Forum München mit Oksana Matijtschuk (Czernowitz): „aus der verzweifelten Hoffnung / daß Dichten / möglich sei“. Ahasver in der Bukowina: Verfolgung und Vertreibung im Spiegel der Lyrik von Rose Ausländer.

17.11.2014 (20:00 - 22:00)

In bildmächtiger Ver-Dichtung zeugen Gedichte Rose Ausländers von ihrem eigenen Schicksal und exemplarisch von den traumatisierenden Erfahrungen der Juden im 20. Jahrhunderts.
Nach einer Rezitation ausgewählter solcher Gedichte durch Helmut Becker reflektiert ein Vortrag der Germanistin Oxana Matiychuk (2010 am Taras-Schewtschenko-Institut für Literatur an der Ukrainischen Akademie der Wissenschaften in Kiew promoviert) über die Figur des Ahasver, die durch die Juden-Verfolgungen des 20. Jahrhunderts zum Sinnbild für das kollektive Schicksal des jüdischen Volkes wurde, und arbeitet anhand von Ausländers Gedicht „Le Cháim“ die existentielle Grenzerfahrung der Unbehaustheit und Vertreibung in jüdischer Lyrik aus der Bukowina auf.
Die abschließende Rezitation aus Werken verschiedener Dichter (neben Ausländer v.a. Paul Celan und Immanuel Weißglass) läßt die Gestalt des Wanderers in unterschiedlichen Rollen als Flüchtling, als Geretteter und als Gast lebendig werden.
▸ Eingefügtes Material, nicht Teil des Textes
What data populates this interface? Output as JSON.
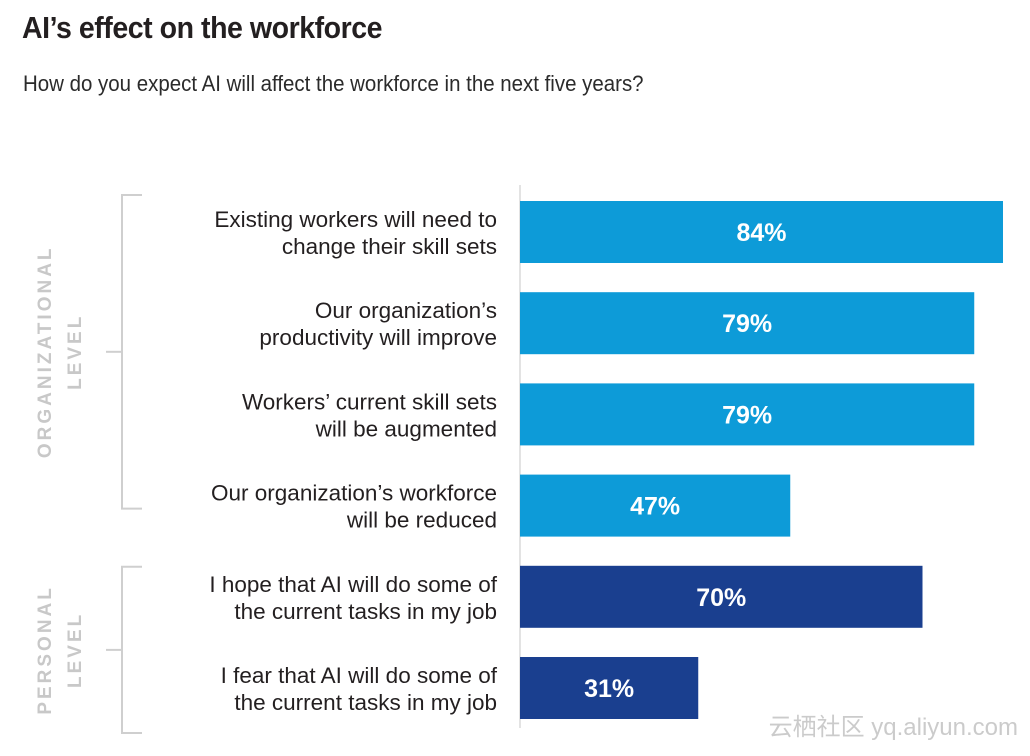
{
  "title": "AI’s effect on the workforce",
  "subtitle": "How do you expect  AI will affect the workforce in the next five years?",
  "watermark": "云栖社区 yq.aliyun.com",
  "colors": {
    "organizational": "#0d9bd8",
    "personal": "#1a3f8f",
    "bracket": "#cfcfcf",
    "group_label": "#c8c8c8"
  },
  "chart_data": {
    "type": "bar",
    "orientation": "horizontal",
    "title": "AI’s effect on the workforce",
    "subtitle": "How do you expect  AI will affect the workforce in the next five years?",
    "xlim": [
      0,
      100
    ],
    "unit": "%",
    "groups": [
      {
        "name": "ORGANIZATIONAL LEVEL",
        "lines": [
          "ORGANIZATIONAL",
          "LEVEL"
        ],
        "color": "#0d9bd8",
        "bars": [
          {
            "lines": [
              "Existing workers will need to",
              "change their skill sets"
            ],
            "value": 84,
            "label": "84%"
          },
          {
            "lines": [
              "Our organization’s",
              "productivity will improve"
            ],
            "value": 79,
            "label": "79%"
          },
          {
            "lines": [
              "Workers’ current skill sets",
              "will be augmented"
            ],
            "value": 79,
            "label": "79%"
          },
          {
            "lines": [
              "Our organization’s workforce",
              "will be reduced"
            ],
            "value": 47,
            "label": "47%"
          }
        ]
      },
      {
        "name": "PERSONAL LEVEL",
        "lines": [
          "PERSONAL",
          "LEVEL"
        ],
        "color": "#1a3f8f",
        "bars": [
          {
            "lines": [
              "I hope that AI will do some of",
              "the current tasks in my job"
            ],
            "value": 70,
            "label": "70%"
          },
          {
            "lines": [
              "I fear that AI will do some of",
              "the current  tasks in my job"
            ],
            "value": 31,
            "label": "31%"
          }
        ]
      }
    ]
  }
}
Oksana Matijtschuk ist am Lehrstuhl für ausländische Literaturgeschichte und Literaturtheorie an der Jurij Fedkowytsch Universität Czernowitz/Tscherniwzi tätig. Sie promovierte 2010 zum Thema „Genese des poetischen Textes im Werk von Rose Ausländer“ am Taras-Schewtschenko-Institut für Literatur an der ukrainischen Akademie der Wissenschaften in Kiew.

Sie leitet die 2009 gegründete Ukrainisch-Deutsche Kulturgesellschaft Czernowitz am Zentrum Gedankendach und ist als Angestellte des Internationalen Büros der Universität für Projekte bzw. Kooperationen mit den Partnerinstitutionen aus Deutschland sowie Österreich zuständig.